How a simple idea to help build your 'Girl Crew' has turned into a global phenomenon
Reaching your early thirties before meeting 'the one' can prove a major battle with a shrinking social circle that are increasing being paired off.
Apart from romance, however, this also means that finding someone who will agree to a spontaneous night on the town gets less and less likely.
It's a problem that founder and Co-CEO of Girl Crew Elva Carri - one evening when an R Kelly night was on in the Twisted Pepper and she had no wing women available - took it upon herself to solve.
Now, with a team of five behind it, the meeting place platform has 90,000 members in 46 cities. With funding from a number of angel investors and Enterprise Ireland in the bag, the Girl Crew app is launching in a matter of weeks with the ambition of becoming a global phenomenon.
In March of this year, the network were selected to represent the European Union at the SXSW festival in the US.
In 2016, the social startup - backed by Elva, her co-CEO Pamela Newenham and CMO Aine Molloy - won the overall top prize in the Irish leg of the international competition Start TLV.
Scheduled to speak on the Start-up stage at TechConnect Live at the RDS, former digital marketing executive Ms Carri (32) took some time to speak with independent.ie about the rapid growth of the firm from such simple beginnings.
"We started in March 2014 by accident. I just wanted to go out dancing but my non of my main gang wanted to go out. It was an R Kelly night on in the Twisted Pepper!
I put up a shout out on Tinder. I changed my gender settings to a male so I could be seen by all the girls looking for guys and put up a pink picture saying 'I'm female, I'm straight, I just want to go out. Remember when going out used to be fun.'
"There's so much doubt on dating apps in general that I thought it was never going to work. So I just swiped right on everyone; it was such a different experience than on swiping men... But I matched with a 100 people by the next day.

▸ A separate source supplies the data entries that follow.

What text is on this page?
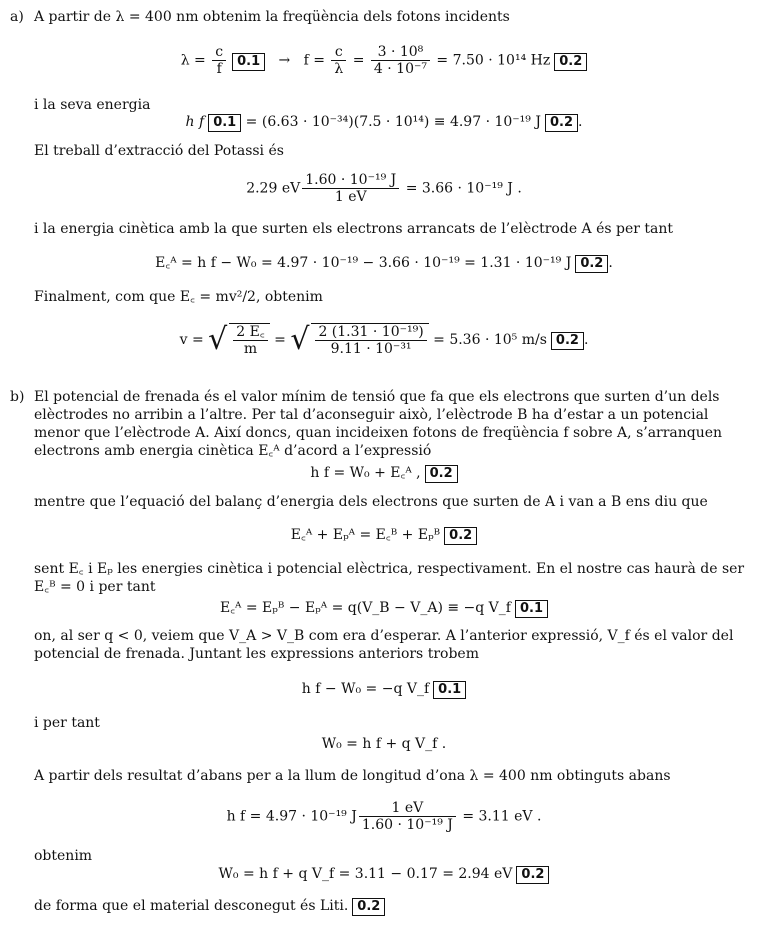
a) A partir de λ = 400 nm obtenim la freqüència dels fotons incidents
$\lambda = \frac{c}{f} 0.1 \to f = \frac{c}{\lambda} = \frac{\text{3 · 10⁸}}{\text{4 · 10⁻⁷}} = 7.50 \cdot 10^{14}$ Hz 0.2
i la seva energia
h f 0.1 = (6.63 · 10⁻³⁴)(7.5 · 10¹⁴) ≡ 4.97 · 10⁻¹⁹ J 0.2 .
El treball d’extracció del Potassi és
2.29 eV $\frac{\text{1.60 · 10⁻¹⁹ J}}{1 eV} = 3.66 \cdot 10^{-19}$ J .
i la energia cinètica amb la que surten els electrons arrancats de l’elèctrode A és per tant
E꜀ᴬ = h f − W₀ = 4.97 · 10⁻¹⁹ − 3.66 · 10⁻¹⁹ = 1.31 · 10⁻¹⁹ J 0.2 .
Finalment, com que E꜀ = mv²/2, obtenim
v = √ $\frac{2 E꜀}{m}$ = √ $\frac{\text{2 (1.31 · 10⁻¹⁹)}}{\text{9.11 · 10⁻³¹}} = 5.36 \cdot 10^5$ m/s 0.2 .
b) El potencial de frenada és el valor mínim de tensió que fa que els electrons que surten d’un dels elèctrodes no arribin a l’altre. Per tal d’aconseguir això, l’elèctrode B ha d’estar a un potencial menor que l’elèctrode A. Així doncs, quan incideixen fotons de freqüència f sobre A, s’arranquen electrons amb energia cinètica E꜀ᴬ d’acord a l’expressió
h f = W₀ + E꜀ᴬ , 0.2
mentre que l’equació del balanç d’energia dels electrons que surten de A i van a B ens diu que
E꜀ᴬ + Eₚᴬ = E꜀ᴮ + Eₚᴮ 0.2
sent E꜀ i Eₚ les energies cinètica i potencial elèctrica, respectivament. En el nostre cas haurà de ser E꜀ᴮ = 0 i per tant
E꜀ᴬ = Eₚᴮ − Eₚᴬ = q(V_B − V_A) ≡ −q V_f 0.1
on, al ser q < 0, veiem que V_A > V_B com era d’esperar. A l’anterior expressió, V_f és el valor del potencial de frenada. Juntant les expressions anteriors trobem
h f − W₀ = −q V_f 0.1
i per tant
W₀ = h f + q V_f .
A partir dels resultat d’abans per a la llum de longitud d’ona λ = 400 nm obtinguts abans
h f = 4.97 · 10⁻¹⁹ J $\frac{1 eV}{\text{1.60 · 10⁻¹⁹ J}} = 3.11$ eV .
obtenim
W₀ = h f + q V_f = 3.11 − 0.17 = 2.94 eV 0.2
de forma que el material desconegut és Liti. 0.2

"The first test run with a girl I matched with and a college friend was a complete success and I set up a Facebook group the next day. Almost everyone on Tinder had joined and, when I left my computer for a few hours, they had organised an event between themselves already
"I took it off Tinder when there were about 200 members in the Facebook group. What's crazy is that the second marriage has just happened from the original group of [Girl Crew] girls who met people on nights out."
How it's grown
"Someone actually offered us funding before we even had a business plan because they liked the team and the idea and though that it did have legs; so they just offered it to us. So we scrambled together and hid away for a weekend to come up with a viable business plan.
"From there, we started to speak to whichever business contacts we had asking 'how do we go about this', 'do you have any advice', 'who did we go to' - and just getting warm introductions.
"The funding is covering the wages at the moment. We're bringing in revenue but it isn't enough to pay wages at this point. The app is a big part of that. While we've found ways to monetise on Facebook, there's more sustainable for monetising once you're on your own platform.
"We launched Premium in Dublin, intended for the app but because the app was delayed we decided to try it out on Facebook. Most of the events are member organised but premiums organise one event a week with more structure and a point of contact etc. That's going really well and we'll be launching Free and Premium options when the app rolls out."